Granted, the selection of such games will be smaller on the PS4 (or on any video game console, for that matter) than on a PC, especially when it comes to poker, but you will nevertheless have a lot to choose from.
Now, why would anyone want to gamble on the PS4 rather than on desktop or laptop, you might wonder? Well, the PS4 makes bragging to your friends about your exploits easier, thanks to the accessibility of social share buttons. When you play a great hand of poker or win a jackpot in slots, for instance, you can share images and/or video of the act a lot more easier than you can on a computer of any other type.
So, you now know that the PS4 can be used to play many different casino games, but does that mean you should? Social sharing aside, is gambling using the PS4 any fun? The short answer?
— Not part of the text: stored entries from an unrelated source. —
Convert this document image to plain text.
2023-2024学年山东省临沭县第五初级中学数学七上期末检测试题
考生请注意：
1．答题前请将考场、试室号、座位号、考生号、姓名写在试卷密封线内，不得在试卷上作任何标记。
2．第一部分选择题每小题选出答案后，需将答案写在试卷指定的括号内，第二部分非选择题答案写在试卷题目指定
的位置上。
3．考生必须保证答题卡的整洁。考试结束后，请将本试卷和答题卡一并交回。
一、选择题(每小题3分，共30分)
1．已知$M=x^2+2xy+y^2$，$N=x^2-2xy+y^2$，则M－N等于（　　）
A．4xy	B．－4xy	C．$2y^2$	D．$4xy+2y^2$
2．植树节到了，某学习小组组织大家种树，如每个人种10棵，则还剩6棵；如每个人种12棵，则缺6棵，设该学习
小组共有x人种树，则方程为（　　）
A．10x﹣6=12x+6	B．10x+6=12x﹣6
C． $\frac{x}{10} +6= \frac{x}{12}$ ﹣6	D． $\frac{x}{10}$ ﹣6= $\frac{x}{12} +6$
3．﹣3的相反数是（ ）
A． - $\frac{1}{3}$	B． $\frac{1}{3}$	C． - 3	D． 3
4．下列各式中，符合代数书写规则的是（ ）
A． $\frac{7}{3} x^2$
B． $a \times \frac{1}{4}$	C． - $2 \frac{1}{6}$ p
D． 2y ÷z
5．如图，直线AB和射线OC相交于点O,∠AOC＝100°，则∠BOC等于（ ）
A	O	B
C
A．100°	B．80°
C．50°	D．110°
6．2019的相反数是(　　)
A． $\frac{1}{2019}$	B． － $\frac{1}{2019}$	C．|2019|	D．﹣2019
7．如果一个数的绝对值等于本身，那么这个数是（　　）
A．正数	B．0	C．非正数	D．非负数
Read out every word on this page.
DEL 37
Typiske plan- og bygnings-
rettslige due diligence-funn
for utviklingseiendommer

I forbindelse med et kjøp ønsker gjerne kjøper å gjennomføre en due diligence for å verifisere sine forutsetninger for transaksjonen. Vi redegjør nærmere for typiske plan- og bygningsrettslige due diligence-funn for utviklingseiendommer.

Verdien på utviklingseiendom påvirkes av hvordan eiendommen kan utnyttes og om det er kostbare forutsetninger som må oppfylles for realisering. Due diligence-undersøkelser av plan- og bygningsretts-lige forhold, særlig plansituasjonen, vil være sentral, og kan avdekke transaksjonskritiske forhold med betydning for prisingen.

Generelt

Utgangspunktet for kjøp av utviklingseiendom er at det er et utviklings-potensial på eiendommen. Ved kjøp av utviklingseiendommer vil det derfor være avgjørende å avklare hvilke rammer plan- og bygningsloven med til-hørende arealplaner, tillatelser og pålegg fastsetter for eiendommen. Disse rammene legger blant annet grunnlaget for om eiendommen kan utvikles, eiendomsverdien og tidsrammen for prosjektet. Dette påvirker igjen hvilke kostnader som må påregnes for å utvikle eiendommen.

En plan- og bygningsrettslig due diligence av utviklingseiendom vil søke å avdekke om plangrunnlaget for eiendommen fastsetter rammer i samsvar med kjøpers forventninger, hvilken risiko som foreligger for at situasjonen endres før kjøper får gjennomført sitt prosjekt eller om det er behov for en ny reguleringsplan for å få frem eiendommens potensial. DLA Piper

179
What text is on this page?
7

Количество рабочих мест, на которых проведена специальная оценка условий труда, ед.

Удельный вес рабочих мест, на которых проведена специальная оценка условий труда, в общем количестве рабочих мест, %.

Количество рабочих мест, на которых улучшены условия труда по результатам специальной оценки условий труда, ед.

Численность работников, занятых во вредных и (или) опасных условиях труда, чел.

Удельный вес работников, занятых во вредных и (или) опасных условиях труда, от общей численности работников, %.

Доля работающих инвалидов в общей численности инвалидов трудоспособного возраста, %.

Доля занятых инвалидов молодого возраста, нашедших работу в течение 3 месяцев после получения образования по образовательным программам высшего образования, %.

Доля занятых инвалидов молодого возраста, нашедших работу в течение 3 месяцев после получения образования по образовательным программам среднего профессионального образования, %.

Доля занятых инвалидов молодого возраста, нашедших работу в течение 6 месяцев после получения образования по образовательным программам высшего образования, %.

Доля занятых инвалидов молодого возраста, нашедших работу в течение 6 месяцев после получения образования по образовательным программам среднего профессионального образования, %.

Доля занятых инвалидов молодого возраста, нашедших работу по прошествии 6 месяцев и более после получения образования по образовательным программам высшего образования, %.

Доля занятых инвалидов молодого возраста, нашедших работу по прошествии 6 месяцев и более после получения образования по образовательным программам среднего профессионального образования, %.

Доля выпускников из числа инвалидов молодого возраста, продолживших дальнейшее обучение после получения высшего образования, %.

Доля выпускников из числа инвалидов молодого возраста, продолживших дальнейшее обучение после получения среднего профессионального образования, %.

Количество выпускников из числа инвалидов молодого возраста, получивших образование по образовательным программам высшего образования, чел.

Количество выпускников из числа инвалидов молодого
Yes!
You will be surprised at how well gambling works on the platform, but it does take some getting used to. Video slots, for example, are as easy to play on a PS4 as they are on a desktop or laptop machine, while games like Blackjack and poker, where a single misclick can cost you big, don’t work quite as well but are still perfectly playable.
Have you played any casino games on the PlayStation 4? Would you recommend any?